A 2022 report by the University of Southern Denmark (USD) concluded the 22-kilometre (14-mile) Vejle Fjord was in "poor environmental condition" because of high levels of nitrogen run-off from fertiliser use on farms.

And when the mercury rises, so does the problem.

"We had a very warm summer in 2023, and that resulted in a huge oxygen depletion," a biologist who works for Vejle municipality, Mads Fjeldsoe Christensen, told AFP.


"That was quite severe. We witnessed a lot of dead fish."

He noted that excess nutrients had been emitted into the fjord for "the last 30, maybe 40 years."

"For a long time, the fjord has been able to recover. But for the last maybe three, four years, we have witnessed a fjord that has completely collapsed."

Scientists and the municipality decided in 2018 to reintroduce the slender green eelgrass in the busy inlet in the hopes of restoring its once lush seabed, and the wildlife that thrived among them.

In Vejle, some 50 volunteers turned out on a recent weekend to help the scientists.

Braving gloomy, blustery weather, they crowded around tables with buckets full of eelgrass shoots that scientists had picked from zones where it is thriving.

The volunteers rolled the individual shoots around biodegradable nails, which divers then took and transplanted into the seabed.

"Eelgrass is where all the fish grow up, so they're like kindergarten for fish life," Fjeldsoe Christensen said.

"If you do not have eelgrass, there's simply no space for the fish population to grow up."


- Vejle fjord 'funeral' -

Six hectares of seabed and more than 100,000 eelgrass shoots have been planted on the seabed since the transplants began in 2020.

In some places, divers have observed a return of aquatic life, such as crabs and fish.

"We do see effects of the nature restoration," said SDU biologist Timi Banke, who is taking part in the project.

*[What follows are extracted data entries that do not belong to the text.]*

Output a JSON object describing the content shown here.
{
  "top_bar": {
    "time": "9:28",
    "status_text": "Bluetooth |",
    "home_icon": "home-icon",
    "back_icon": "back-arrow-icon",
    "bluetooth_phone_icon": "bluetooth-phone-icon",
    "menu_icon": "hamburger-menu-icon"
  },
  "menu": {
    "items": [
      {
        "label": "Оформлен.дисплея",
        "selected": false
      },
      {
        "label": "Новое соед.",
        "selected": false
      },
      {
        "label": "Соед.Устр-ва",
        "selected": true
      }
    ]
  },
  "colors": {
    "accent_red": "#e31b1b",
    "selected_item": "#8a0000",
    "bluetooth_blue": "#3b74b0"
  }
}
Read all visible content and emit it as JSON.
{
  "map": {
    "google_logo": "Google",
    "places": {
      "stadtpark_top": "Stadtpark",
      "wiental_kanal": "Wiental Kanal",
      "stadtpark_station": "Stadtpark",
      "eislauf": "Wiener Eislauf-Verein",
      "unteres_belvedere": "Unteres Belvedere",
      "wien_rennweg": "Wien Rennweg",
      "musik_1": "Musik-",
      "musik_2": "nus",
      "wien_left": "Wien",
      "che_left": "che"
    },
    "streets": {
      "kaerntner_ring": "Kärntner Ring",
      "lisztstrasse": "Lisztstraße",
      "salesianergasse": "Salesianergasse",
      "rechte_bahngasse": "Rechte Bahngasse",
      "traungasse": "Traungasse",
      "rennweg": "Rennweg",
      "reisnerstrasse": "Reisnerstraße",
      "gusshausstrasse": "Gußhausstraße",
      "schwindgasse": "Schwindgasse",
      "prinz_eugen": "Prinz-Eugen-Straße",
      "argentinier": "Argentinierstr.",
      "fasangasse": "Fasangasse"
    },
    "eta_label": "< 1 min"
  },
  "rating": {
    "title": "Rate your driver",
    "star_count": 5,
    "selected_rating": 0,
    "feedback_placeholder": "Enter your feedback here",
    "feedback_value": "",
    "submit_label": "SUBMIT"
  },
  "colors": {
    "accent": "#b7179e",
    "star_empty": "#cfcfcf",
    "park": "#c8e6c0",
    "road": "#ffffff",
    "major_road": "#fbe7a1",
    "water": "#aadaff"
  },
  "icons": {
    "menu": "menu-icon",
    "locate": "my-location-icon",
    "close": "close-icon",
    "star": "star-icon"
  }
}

In April, Greenpeace organised an open-air "funeral" for the Vejle fjord to draw attention to the dire state of Danish coastal waters.

"It is in bad condition and that's why we're doing something, but it's not dead," Banke told AFP, hailing the efforts undertaken by environmentalists and locals.

On World Oceans Day on June 8th, the Danish think-tank Ocean Institute organised eelgrass transplant operations at 32 sites across the country.

"By planting eelgrass, we are putting the emphasis on restoring nature, but that doesn't mean we should forget that we also have to reduce the emission of nutrients in Danish waters under pressure," the think tank's director Liselotte Hohwy Stokholm wrote on the organisation's website.